Book Review: The Meursault Investigation – Kamel Daoud


Posted July 29, 2015 in Print

The Meursault Investigation

Kamel Daoud

Other Press

 

In Camus’ classic novel The Stranger, eerily disaffected protagonist Meursault shoots an ‘Arab’ on a beach. Now, in his brief and passionate work The Meursault Investigation, Kamel Daoud rewrites the tale from the perspective of the nameless Algerians whose lives were transformed, showing how this archetypal example of disaffected outsider literature might appear to the true outsiders in the story. Daoud cleverly draws together elements from post-colonial theory and other emancipatory disciplines in a flowing and engaging narrative, in which the victim’s brother, Harun, is able to seek both symbolic and physical restitution for his loss.

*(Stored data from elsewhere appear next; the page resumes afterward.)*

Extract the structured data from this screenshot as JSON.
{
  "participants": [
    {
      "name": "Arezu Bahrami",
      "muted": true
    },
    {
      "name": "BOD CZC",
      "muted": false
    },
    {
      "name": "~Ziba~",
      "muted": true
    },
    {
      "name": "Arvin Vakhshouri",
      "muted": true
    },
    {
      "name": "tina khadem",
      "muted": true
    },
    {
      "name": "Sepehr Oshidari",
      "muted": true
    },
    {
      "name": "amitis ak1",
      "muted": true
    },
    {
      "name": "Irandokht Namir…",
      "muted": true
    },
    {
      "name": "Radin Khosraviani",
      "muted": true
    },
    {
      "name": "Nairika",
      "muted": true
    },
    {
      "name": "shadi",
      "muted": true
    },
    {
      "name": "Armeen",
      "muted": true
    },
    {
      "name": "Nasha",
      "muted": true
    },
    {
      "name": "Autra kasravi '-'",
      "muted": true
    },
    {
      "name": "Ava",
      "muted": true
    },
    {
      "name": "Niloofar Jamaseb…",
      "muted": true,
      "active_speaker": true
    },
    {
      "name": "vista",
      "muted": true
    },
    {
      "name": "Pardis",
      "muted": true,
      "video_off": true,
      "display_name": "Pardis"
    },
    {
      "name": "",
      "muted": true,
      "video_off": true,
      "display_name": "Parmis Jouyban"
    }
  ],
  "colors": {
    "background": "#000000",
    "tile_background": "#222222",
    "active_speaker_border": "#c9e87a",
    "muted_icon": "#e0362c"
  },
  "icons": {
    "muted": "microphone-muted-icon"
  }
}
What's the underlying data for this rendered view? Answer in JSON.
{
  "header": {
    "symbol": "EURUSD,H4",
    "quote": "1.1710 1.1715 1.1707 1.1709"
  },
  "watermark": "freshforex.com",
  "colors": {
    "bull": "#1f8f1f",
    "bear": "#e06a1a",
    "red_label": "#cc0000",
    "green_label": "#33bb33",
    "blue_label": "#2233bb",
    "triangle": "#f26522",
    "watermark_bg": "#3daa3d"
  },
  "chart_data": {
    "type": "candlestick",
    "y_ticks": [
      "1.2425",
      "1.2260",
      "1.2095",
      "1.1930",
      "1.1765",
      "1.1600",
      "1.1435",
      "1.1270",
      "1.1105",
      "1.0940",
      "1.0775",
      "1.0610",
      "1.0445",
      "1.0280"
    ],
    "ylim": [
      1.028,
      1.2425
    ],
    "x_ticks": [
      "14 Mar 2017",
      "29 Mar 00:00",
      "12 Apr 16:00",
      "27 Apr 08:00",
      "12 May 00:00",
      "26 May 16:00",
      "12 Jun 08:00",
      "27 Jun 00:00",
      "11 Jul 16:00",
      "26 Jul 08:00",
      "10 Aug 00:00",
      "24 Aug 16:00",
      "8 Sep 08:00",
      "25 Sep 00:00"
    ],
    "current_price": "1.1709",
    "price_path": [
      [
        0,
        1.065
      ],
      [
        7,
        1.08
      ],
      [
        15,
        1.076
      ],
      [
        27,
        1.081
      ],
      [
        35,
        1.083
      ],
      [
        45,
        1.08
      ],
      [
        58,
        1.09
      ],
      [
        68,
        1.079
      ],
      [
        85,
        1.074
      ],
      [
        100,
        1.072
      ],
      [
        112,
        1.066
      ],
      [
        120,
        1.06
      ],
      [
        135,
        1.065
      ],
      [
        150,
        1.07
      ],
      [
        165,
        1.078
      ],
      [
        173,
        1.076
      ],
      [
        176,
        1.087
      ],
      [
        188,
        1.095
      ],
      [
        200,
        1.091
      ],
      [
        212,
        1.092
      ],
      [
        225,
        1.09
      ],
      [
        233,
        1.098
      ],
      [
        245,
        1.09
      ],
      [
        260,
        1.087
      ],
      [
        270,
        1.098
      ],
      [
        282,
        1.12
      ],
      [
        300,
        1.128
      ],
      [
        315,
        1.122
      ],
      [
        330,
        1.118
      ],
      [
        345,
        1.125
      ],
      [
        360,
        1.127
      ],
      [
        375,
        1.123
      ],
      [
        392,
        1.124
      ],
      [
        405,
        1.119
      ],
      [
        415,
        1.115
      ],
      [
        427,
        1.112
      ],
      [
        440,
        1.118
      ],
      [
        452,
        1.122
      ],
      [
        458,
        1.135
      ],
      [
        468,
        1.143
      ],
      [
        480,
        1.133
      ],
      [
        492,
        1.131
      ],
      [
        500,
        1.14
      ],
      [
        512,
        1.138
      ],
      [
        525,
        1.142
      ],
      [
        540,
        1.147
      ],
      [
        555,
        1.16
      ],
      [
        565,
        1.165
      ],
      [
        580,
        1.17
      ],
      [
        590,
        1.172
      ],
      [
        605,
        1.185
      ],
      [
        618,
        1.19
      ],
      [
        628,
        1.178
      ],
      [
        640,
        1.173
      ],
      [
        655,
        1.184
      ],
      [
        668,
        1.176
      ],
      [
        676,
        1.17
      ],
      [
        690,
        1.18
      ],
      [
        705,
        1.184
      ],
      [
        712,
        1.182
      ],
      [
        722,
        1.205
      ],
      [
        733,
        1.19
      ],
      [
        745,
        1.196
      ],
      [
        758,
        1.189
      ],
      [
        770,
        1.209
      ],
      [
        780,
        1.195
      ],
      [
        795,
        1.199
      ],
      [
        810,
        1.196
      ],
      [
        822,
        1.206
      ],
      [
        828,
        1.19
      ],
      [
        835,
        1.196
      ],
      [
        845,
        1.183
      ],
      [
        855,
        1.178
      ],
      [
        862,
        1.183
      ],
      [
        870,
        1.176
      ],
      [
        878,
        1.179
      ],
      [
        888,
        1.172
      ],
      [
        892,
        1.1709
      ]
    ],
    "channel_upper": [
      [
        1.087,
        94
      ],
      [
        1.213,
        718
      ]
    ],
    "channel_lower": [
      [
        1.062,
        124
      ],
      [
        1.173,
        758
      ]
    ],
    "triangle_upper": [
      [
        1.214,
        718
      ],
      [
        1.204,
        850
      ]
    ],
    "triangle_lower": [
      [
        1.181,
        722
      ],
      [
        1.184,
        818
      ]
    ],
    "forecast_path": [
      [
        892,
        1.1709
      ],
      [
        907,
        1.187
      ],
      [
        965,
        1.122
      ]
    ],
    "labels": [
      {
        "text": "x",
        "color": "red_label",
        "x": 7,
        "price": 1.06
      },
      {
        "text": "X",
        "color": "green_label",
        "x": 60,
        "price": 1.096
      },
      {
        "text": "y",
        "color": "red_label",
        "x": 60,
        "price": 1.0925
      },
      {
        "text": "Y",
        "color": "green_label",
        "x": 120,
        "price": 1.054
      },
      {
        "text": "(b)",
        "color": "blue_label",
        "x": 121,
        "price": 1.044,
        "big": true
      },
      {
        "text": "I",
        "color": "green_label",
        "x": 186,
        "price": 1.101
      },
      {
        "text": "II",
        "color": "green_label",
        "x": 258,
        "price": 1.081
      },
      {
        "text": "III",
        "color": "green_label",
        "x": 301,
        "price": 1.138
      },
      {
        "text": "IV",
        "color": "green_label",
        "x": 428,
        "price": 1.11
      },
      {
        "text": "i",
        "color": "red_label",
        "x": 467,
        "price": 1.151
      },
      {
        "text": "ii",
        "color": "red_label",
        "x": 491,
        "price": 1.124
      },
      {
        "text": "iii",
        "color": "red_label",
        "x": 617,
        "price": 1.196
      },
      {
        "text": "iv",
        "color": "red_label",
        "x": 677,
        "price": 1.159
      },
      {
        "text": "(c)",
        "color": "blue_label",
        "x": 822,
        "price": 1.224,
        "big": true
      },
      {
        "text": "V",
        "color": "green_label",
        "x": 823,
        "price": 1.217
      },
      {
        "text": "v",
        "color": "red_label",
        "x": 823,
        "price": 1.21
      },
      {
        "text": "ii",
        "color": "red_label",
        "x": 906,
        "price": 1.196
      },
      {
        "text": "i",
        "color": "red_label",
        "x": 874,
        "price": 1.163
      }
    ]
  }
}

As well as finally naming his brother, Musa, Harun uses French, the language of the oppressors, to ‘speak in the place of a dead man’: he will ‘take the stones from the old houses the colonists left behind, remove them one by one, and build [his] own house, [his] own language.’ Likewise, in this book Daoud takes remnants of his country’s colonised past – the French language, Camus’ The Stranger – and builds something that initially gives the impression of both righting a great wrong and creating something completely new.

 

Unfortunately, The Meursault Investigation’s liberal literary and cultural politics don’t extend to women. Unsavoury objects and situations are repeatedly compared to ‘an old whore’, a ‘slutty sister’, or a ‘whiff of a woman’s sex’. Moreover, Daoud renders his few female characters through the misogynistic eyes of his protagonist, leaving them stunted and unformed. Indeed, for a character so vehemently opposed to the dehumanisation of people in The Stranger, Harun seems paradoxically eager to enact it himself, echoing the former text’s violence against women and startling lack of empathy. The ensuing psychic dissonance distracts from the text and makes the narrator’s moral high ground increasingly questionable. Ultimately, it begs the question of whether this is an amelioration or just a mirror image of Meursault’s story. Perhaps we will have to wait for a third retelling, in which all people are treated like people, to find out.